La nuit du 13 au 14 juillet a vu des incidents inhabituels entre une poignée de jeunes et les forces de police dans le quartier Pernety, dans le 14e arrondissement de Paris.

Je le répète, il ne faut pas minimiser les incidents, un commerce a même été saccagé, cela est absolument inadmissible, mais il ne faut pas non plus installer une psychose. Les riverains n’ont pas besoin qu’on leur fasse peur. Ce dont ils ont besoin, c’est de davantage de sécurité, cela a été promis par le préfet de police.

Dès lors, les médias se sont emparés de l’histoire et ont décrit ce quartier calme, “village” pour beaucoup, comme une zone de non-droit. Tout est dans le sensationnel : les crèches servent de cache à des dealers, le square est un “bureau” avec tout ce qui s’en suit, “intendance”, les guetteurs sont âgés de dix ans, etc.

Il ne manquerait que quelques cadavres pour achever cette description apocalyptique d’un quartier agréable aux yeux de la majorité des habitants. […] Ce quartier a toujours été calme. Çà et là des incidents entre jeunes, oui, mais rien de bien méchant. Une guerre des boutons contemporaine tous les dix ans, tout au plus.
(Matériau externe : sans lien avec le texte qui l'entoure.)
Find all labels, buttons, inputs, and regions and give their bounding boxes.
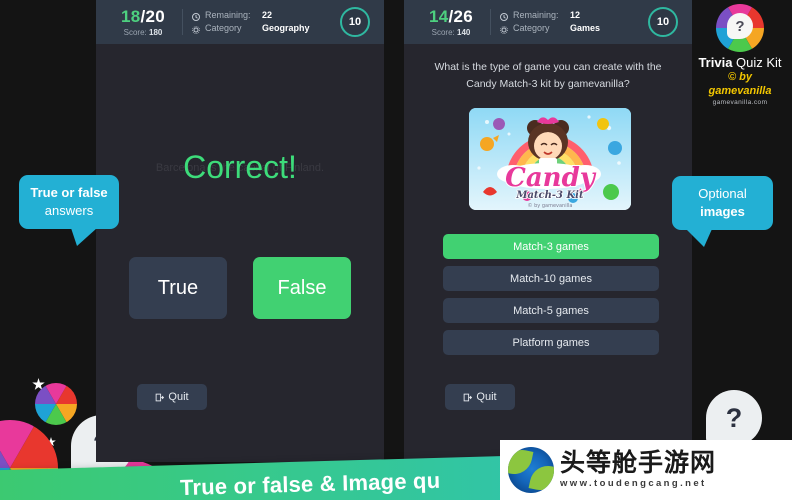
quit-button[interactable]: Quit [445, 384, 515, 410]
score-points-value: 180 [149, 27, 163, 37]
category-label: Category [513, 23, 550, 33]
question-mark-bubble-decoration: ? [706, 390, 762, 446]
score-points-value: 140 [457, 27, 471, 37]
score-points: Score: 180 [106, 28, 180, 37]
timer-countdown: 10 [340, 7, 370, 37]
score-points-label: Score: [431, 27, 455, 37]
callout-line-1: Optional [698, 186, 747, 201]
answer-option[interactable]: Match-10 games [443, 266, 659, 291]
gear-icon [500, 25, 508, 34]
watermark-text: 头等舱手游网 www.toudengcang.net [560, 449, 792, 491]
logo-byline: © by gamevanilla [708, 71, 772, 97]
watermark-site-name: 头等舱手游网 [560, 448, 717, 477]
category-row: Category Games [500, 22, 648, 35]
question-mark-icon: ? [727, 13, 753, 39]
exit-icon [463, 393, 473, 402]
logo-title-bold: Trivia [698, 55, 733, 70]
answer-option[interactable]: Platform games [443, 330, 659, 355]
remaining-row: Remaining: 22 [192, 9, 340, 22]
color-wheel-icon: ? [716, 4, 764, 52]
score-points-label: Score: [123, 27, 147, 37]
exit-icon [155, 393, 165, 402]
site-watermark: 头等舱手游网 www.toudengcang.net [500, 440, 792, 500]
svg-text:© by gamevanilla: © by gamevanilla [528, 202, 573, 209]
header-meta: Remaining: 22 Category Geography [192, 9, 340, 35]
remaining-value: 12 [570, 10, 581, 20]
category-value: Games [570, 23, 601, 33]
quiz-panel-image-question: 14/26 Score: 140 Remaining: 12 Category … [404, 0, 692, 462]
score-current: 14 [428, 6, 449, 26]
panel-body: What is the type of game you can create … [404, 44, 692, 462]
answer-option[interactable]: Match-5 games [443, 298, 659, 323]
clock-icon [500, 12, 508, 21]
category-row: Category Geography [192, 22, 340, 35]
question-line-1: What is the type of game you can create … [434, 61, 662, 73]
answer-button-false[interactable]: False [253, 257, 351, 319]
score-fraction: 14/26 [414, 6, 488, 26]
logo-url: gamevanilla.com [712, 99, 768, 106]
remaining-row: Remaining: 12 [500, 9, 648, 22]
answer-options-list: Match-3 games Match-10 games Match-5 gam… [443, 234, 659, 362]
watermark-logo-icon [508, 447, 554, 493]
quiz-panel-true-false: 18/20 Score: 180 Remaining: 22 Category … [96, 0, 384, 462]
answer-option[interactable]: Match-3 games [443, 234, 659, 259]
question-line-2: Candy Match-3 kit by gamevanilla? [466, 78, 630, 90]
quit-label: Quit [476, 391, 497, 403]
panel-body: Barcelona is the capital of Finland. Cor… [96, 44, 384, 462]
score-current: 18 [120, 6, 141, 26]
watermark-site-url: www.toudengcang.net [560, 478, 707, 489]
panel-header: 14/26 Score: 140 Remaining: 12 Category … [404, 0, 692, 44]
callout-optional-images: Optional images [672, 176, 773, 247]
header-divider [182, 9, 183, 35]
score-block: 14/26 Score: 140 [414, 6, 488, 37]
score-fraction: 18/20 [106, 6, 180, 26]
logo-title-rest: Quiz Kit [732, 55, 782, 70]
header-divider [490, 9, 491, 35]
svg-text:Candy: Candy [505, 163, 597, 193]
quit-label: Quit [168, 391, 189, 403]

Pourtant, il est vrai que ces dernières années la situation s’est détériorée. Pour quelles raisons ? Tout d’abord, de nouveaux résidents ont rejoint ce quartier. La majorité s’y est bien intégrée. Certains, faisant confiance à la quiétude de leur nouvel environnement, ont laissé leurs enfants grandir dehors, ne se doutant pas que la situation deviendrait si mauvaise pour eux. Rien de bien original donc.

Seulement voilà, une poignée de ces jeunes – et j’insiste bien sur le fait qu’ils ne sont que quelques-uns –, a grandi dans une bulle, pensant sans doute qu’ils vivaient dans je ne sais quel ghetto sorti d’un film hollywoodien. Ce minuscule groupe a commencé à dealer au grand jour. […]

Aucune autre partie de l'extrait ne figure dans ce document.